Final answer:
Presidents reappoint Federal Reserve Chairs for continuity and political insulation, maintaining stable monetary policy. Monetary policy is adaptable but potentially less effective in certain economic conditions. Moral hazard in banking regulations suggests that safety nets like deposit insurance can encourage riskier behaviors.
Step-by-step explanation:
Presidential Reappointment of Federal Reserve Chairs
Presidents typically reappoint Chairs of the Federal Reserve Board even when they were appointed by a president of a different political party due to the value of continuity in leadership and to insulate the Board from political forces. This practice helps to maintain a stable monetary policy that is not subject to frequent changes with political tides, allowing decisions to be made based on economic criteria rather than political ones.
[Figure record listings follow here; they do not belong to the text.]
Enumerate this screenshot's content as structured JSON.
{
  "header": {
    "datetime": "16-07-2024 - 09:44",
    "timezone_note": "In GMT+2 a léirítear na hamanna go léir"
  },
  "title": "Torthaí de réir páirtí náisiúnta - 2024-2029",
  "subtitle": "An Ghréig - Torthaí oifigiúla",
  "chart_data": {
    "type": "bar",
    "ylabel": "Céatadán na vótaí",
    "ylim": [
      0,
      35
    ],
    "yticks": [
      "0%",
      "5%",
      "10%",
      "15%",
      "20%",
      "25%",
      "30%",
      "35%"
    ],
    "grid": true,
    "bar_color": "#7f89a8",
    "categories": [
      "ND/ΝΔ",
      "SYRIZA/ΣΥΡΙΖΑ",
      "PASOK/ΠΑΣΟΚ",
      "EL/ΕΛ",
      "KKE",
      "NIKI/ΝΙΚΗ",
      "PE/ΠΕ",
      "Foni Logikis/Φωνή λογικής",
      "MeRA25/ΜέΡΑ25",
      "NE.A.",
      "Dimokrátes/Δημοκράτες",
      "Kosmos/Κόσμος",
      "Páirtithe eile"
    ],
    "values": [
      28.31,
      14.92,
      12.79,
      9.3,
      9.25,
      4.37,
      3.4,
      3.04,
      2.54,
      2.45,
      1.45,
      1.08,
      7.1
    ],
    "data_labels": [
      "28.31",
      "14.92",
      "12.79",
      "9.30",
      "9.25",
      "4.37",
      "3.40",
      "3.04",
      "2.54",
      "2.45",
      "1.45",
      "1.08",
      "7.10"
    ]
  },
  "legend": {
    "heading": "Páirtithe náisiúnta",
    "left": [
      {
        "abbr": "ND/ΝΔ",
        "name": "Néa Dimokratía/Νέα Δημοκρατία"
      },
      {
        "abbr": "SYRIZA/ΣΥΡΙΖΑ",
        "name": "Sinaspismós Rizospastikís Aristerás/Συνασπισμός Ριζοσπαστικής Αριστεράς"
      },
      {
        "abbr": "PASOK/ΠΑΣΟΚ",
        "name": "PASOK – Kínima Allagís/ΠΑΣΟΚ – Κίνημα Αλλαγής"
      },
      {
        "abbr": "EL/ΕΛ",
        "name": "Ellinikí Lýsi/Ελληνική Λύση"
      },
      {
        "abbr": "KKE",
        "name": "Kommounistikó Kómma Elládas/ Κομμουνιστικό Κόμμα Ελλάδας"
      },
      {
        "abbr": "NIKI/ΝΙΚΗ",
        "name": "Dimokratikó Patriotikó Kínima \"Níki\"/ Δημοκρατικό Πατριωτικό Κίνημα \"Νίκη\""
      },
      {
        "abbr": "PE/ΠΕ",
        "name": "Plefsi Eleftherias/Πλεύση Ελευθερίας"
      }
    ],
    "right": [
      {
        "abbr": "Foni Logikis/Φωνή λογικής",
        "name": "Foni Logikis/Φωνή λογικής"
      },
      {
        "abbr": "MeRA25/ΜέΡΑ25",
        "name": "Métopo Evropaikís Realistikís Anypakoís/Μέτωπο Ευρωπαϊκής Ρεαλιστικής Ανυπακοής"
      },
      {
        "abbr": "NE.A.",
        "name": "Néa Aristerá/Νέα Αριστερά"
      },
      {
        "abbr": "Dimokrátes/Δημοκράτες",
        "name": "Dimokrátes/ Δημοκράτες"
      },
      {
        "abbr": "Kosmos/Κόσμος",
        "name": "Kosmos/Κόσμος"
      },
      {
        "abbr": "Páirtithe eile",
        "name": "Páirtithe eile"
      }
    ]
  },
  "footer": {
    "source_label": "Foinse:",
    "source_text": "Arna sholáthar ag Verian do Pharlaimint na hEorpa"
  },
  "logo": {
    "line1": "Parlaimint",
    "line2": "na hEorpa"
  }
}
Monetary Policy versus Fiscal Policy
Monetary policy may be considered superior to fiscal policy because it is more adaptable; it can be adjusted more quickly by the Federal Reserve to respond to economic changes. However, it might be considered inferior in certain respects, such as the potential to be less effective in situations where interest rates are already very low (liquidity traps) or when there's a need for structural economic reform that monetary policy alone cannot address.
Moral Hazard in Banking Regulations
The concept of moral hazard applies to deposit insurance and other bank regulations as it can encourage riskier behavior by banks. Knowing that deposits are insured may lead banks to make riskier investments, as the insurance mitigates the consequences of potential losses for depositors, effectively shifting the risk to the insurance provider.